Electronic – High-bandwidth current measurement

currentcurrent measurementhall-effect

We need to measure +-50Amps of current (PWM) on a PCB. We need the measurement to be isolated, so I thought of using an ACS758, and feeding its output to an ADC. However, this hall effect sensor is "limited" to 120Khz bandwidth and in our application, we need around 200Khz of bandwidth.

I suppose another option is to use a shunt resistor and an op-amp feeding an ADC. Aside from an isolation problem, at 50Amps, assuming a shunt resistor value of even 1mohms, that's 2.5Watts dissipated on the poor resistor. Just another thing to cool on the board.

What are other possible solutions, if any?

Best Answer

This started as a comment but grew into an answer.

Summary: I'd try to characterise that IC in the current application, possibly with advice from Allegro. It's a beautiful solution and you'd be hard put to better it if you can work out how to live with the bandwidth issue. [I have no relationship with Allegro apart from having been an occasional very small scale satisfied customer].

People "would be well advised" to look at the Allegro ACS758 datasheet before commenting.

Allegro are very competent and this is an extremely real; solution. In practice it is liable to be a very serious solution to have to compete against with things like PCB track drop. It's calibrated [tm] \$ 100 \mu \Omega \$ current path and isolated sensing, factory trimmed parameters and formally specified rise times are not going to be trivially matched by 'bits of copper track' and an op amp. Better solutions may exist, but they are not one liners - unless the one line is a part number.

Here is Allegros range of High current sensors

Note that the ACS758 is at the top of the range both for current and for bandwidth.
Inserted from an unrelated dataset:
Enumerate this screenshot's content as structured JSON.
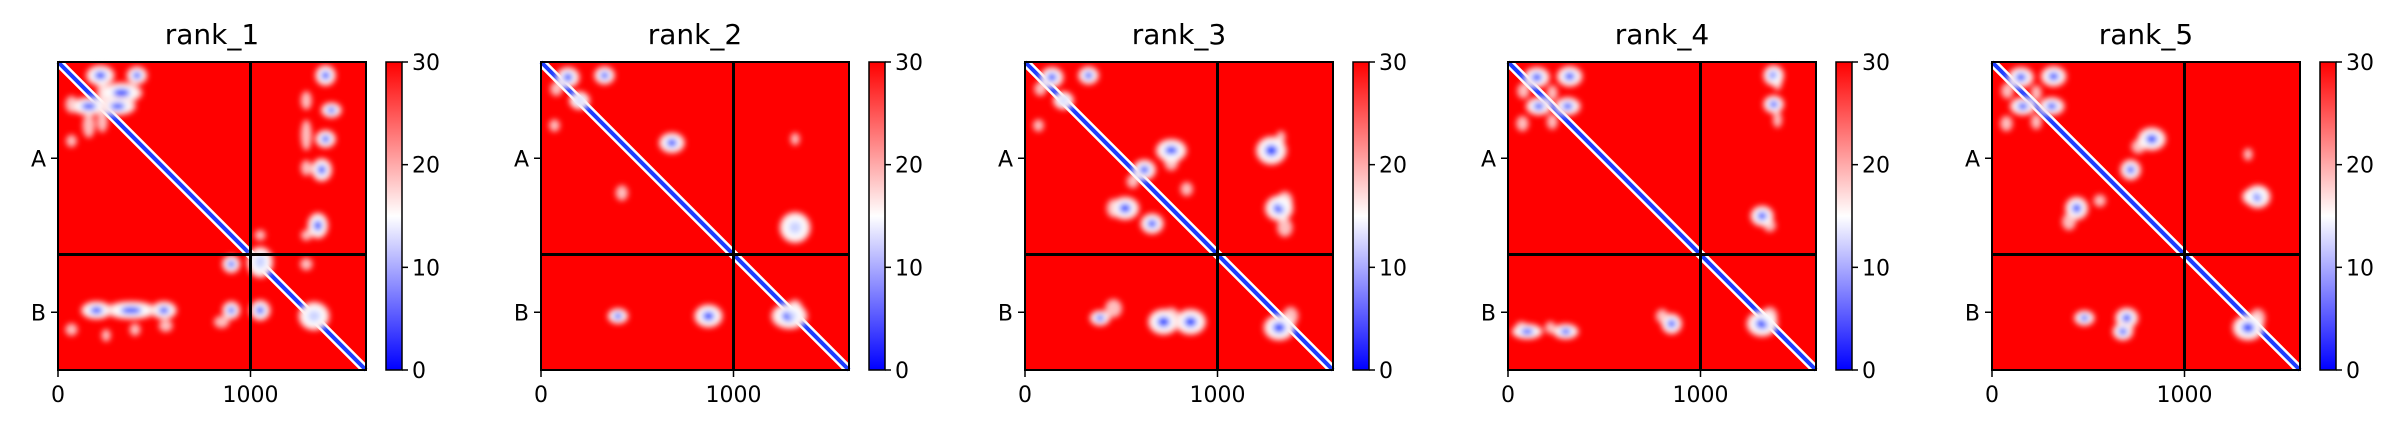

The datasheet specifies bandwidth as being \$ \frac {1}{3 \times T_{rise}} \$ and \$T_{rise}\$ is typical. Performance is in the order of right to rather marginal. Given the otherwise superb nature of the part I'd take a very close look at how the device behaves at target frequency. There will certainly be "roll off" but how much. Is something like a single pole, which can be happily used an octave or even two above notional cutoff, or is it an 8-pole-boxcar-go-away-use-something-else response? I'd suspect more the former than the latter.


If I was doing this and wanted unlimited freedom of manouver I would indeed start with a resistive voltage drop solution. But I'd not be surprise if the chase was long and hard. For any sort of accuracy across temperature I'd probably want to use an add in resistive shunt, and something of the magnitude of Allegros \$ 100 \mu \Omega\$ shunt would seem about right. (\$50A \times 100 \mu \Omega = 5 mV\$ drop. \$(50A)^2 \times 100 \mu \Omega = 250 mW \$ loss. Note that a \$1 m \Omega \$ shunt takes 2.5W and a \$ 1 \Omega \$ shunt takes \$25W\$. Even \$2.5W\$ may be considered "intrusive" depending on the system Voltage.

\$5 mV\$ full scale drop = \$20 \mu V\$ per bit at 8 bits. Not "hard", but offset voltages become important. But with devices PWMing 50A nearby, using an off theshelf solution that had dealt with such issues looks more attractive than sometimes. At $US7 in 1's and half that in 1000's the ACS758 looks like a good start.